Add in being gay, bisexual or transgender, and these kids need even more support.
“We don’t want people to be victimized or discriminated against because they’re LGBTQ or they’re homeless for a time,” Murtaugh said. “We want to establish an affirming shelter where they can go into it and make sure they have culturally appropriate, competent services.”
There’s also a pragmatic component to opening the facility: by giving kids a place to go at night, they won’t be as likely to engage in risky sexual behavior, which could result in HIV infections.
“Every child that’s infected with HIV costs the taxpayers a lot of money,” Murtaugh said. “A lot of these kids will be on Medicaid and it will cost the taxpayers dollars.”
At the shelter, they can get started on PrEP, a daily pill that prevents HIV from taking root.
“I just think it’s healthier for the community,” Murtaugh said. “And it’s making our community safer for LGBTQ.”
A house and a home
Organizers are now in the fundraising stage. The coalition is looking for a total of $500,000 to open the shelter — $250,000 to purchase and adapt a facility to its specifications and $250,000 to operate the 24-hour facility for the first year.
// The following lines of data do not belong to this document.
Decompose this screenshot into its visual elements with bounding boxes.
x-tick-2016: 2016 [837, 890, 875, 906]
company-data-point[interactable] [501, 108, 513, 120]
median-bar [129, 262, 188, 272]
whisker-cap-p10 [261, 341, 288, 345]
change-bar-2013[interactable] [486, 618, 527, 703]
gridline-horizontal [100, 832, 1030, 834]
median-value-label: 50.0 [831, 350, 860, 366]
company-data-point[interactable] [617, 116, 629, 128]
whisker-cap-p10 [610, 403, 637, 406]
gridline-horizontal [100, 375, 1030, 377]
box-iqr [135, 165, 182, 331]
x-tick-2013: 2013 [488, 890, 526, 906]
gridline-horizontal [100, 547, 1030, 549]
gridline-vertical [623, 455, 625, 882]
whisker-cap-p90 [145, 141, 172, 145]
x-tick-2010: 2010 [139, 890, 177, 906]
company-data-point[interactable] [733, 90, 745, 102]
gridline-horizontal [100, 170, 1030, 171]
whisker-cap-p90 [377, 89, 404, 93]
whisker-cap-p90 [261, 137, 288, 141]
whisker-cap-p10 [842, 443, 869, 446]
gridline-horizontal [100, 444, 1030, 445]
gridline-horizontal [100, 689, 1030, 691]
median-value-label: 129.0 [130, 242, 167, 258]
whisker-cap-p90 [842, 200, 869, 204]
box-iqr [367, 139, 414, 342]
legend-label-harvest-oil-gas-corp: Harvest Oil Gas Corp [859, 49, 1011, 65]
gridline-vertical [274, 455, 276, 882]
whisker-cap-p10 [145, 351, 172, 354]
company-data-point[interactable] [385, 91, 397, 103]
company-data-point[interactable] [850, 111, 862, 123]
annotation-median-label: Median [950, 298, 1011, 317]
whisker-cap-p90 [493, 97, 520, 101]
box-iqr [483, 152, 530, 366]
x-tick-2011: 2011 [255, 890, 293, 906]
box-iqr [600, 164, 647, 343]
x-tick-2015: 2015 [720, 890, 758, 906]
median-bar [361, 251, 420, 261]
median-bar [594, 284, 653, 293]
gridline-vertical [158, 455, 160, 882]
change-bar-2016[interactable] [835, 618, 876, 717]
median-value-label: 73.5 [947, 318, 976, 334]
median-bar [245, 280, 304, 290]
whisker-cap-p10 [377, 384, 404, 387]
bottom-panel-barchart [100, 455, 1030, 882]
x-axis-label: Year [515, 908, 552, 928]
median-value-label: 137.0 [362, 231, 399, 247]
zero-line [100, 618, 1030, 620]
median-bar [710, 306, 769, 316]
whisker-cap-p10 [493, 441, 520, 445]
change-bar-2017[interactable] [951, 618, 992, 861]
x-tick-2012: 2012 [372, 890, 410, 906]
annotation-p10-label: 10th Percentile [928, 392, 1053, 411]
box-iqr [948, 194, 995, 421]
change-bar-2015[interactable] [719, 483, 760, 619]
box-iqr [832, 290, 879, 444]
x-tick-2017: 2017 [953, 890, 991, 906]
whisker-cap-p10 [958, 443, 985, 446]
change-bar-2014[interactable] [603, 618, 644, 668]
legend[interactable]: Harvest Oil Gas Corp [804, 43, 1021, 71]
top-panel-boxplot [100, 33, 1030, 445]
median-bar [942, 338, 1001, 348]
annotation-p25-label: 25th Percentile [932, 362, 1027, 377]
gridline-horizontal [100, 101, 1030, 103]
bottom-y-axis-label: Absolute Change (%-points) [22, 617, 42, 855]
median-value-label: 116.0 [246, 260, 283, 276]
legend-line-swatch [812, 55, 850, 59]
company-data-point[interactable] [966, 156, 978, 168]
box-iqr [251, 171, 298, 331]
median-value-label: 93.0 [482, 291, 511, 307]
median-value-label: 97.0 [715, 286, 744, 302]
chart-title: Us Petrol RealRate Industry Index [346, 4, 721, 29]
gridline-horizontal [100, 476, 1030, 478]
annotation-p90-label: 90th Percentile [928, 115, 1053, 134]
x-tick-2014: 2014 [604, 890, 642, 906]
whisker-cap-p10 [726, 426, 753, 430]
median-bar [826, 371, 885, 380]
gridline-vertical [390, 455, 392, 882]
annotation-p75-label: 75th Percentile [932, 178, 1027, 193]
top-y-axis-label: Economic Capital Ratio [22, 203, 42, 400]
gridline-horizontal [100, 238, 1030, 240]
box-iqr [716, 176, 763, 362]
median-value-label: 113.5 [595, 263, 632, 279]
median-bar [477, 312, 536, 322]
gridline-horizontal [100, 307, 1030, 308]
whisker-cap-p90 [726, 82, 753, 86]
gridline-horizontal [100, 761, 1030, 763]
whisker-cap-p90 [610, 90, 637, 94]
Officials are looking in the city of Syracuse, possibly the Westcott area, because it’s centrally located, but if they’re offered a house in the suburbs that fits their needs, they’ll take it.
“We’re looking for a neighborhood that’s welcoming, affirming,” Sieburg said. “We have to find a neighborhood where this is going to work.”
And it has to work not only for the kids, but also the neighbors.
“This isn’t just a house with a set of keys and we’re dropping it into kids’ hands,” Sieburg said. “This is staffed 24/7 with some of the best employees in the area… It’s going to be a plus for whatever neighborhood and community we end up in.”
ACR Health and the Rescue Mission will be pooling all donations and funneling them toward the shelter. Sieburg admitted that some donors might disagree with the move.
“I think what we’ve communicated is, if for some reason this piece of our work doesn’t line up with some church’s theology or philosophy, then we would just ask that church to earmark their money to just support our men’s shelter, women’s shelter, our food services, our adult home,” he said. “The dollars don’t have to intermingle.”
However, since the shelter was announced on April 25, Sieburg said the response from churches has been positive. In fact, the largest donation so far — $50,000 — came from Plymouth Congregational Church.
“The Rescue Mission’s part of the church,” Sieburg said. “We do share the Gospel… and the love of God is how you treat people and how you embrace them when everyone else has rejected them.”
He pointed to a quote by Malcolm S. Forbes: “You can easily judge the character of a man by how he treats those who can do nothing for him.”
“12-, 13-, 14-, 15-year-old kids, they have nothing to give you,” Sieburg said. “How can we embrace them? How can we support them in their situation, their time of need? Let’s rally around them. Then the fruit comes five, 10 years down the road, when these young people who were helped through that process, they then return that favor to other young people that are experiencing similar situations.”
Murtaugh said the atmosphere at the Mission shelters is different from other organizations with a religious message, so he’s confident kids will feel safe there. He pointed to another joint venture between the Rescue Mission and ACR Health, an LGBTQ shelter for 18- to 24-year-olds.
“The kids that have gone there have felt very affirmed,” he said.
The shelter is expected to be operational in 12 to 18 months. Sieburg said it will take that long to get everything right.
“We want it to feel like a really positive experience that helps them in probably the most difficult time in their life,” he said. “We just have to be that bridge.”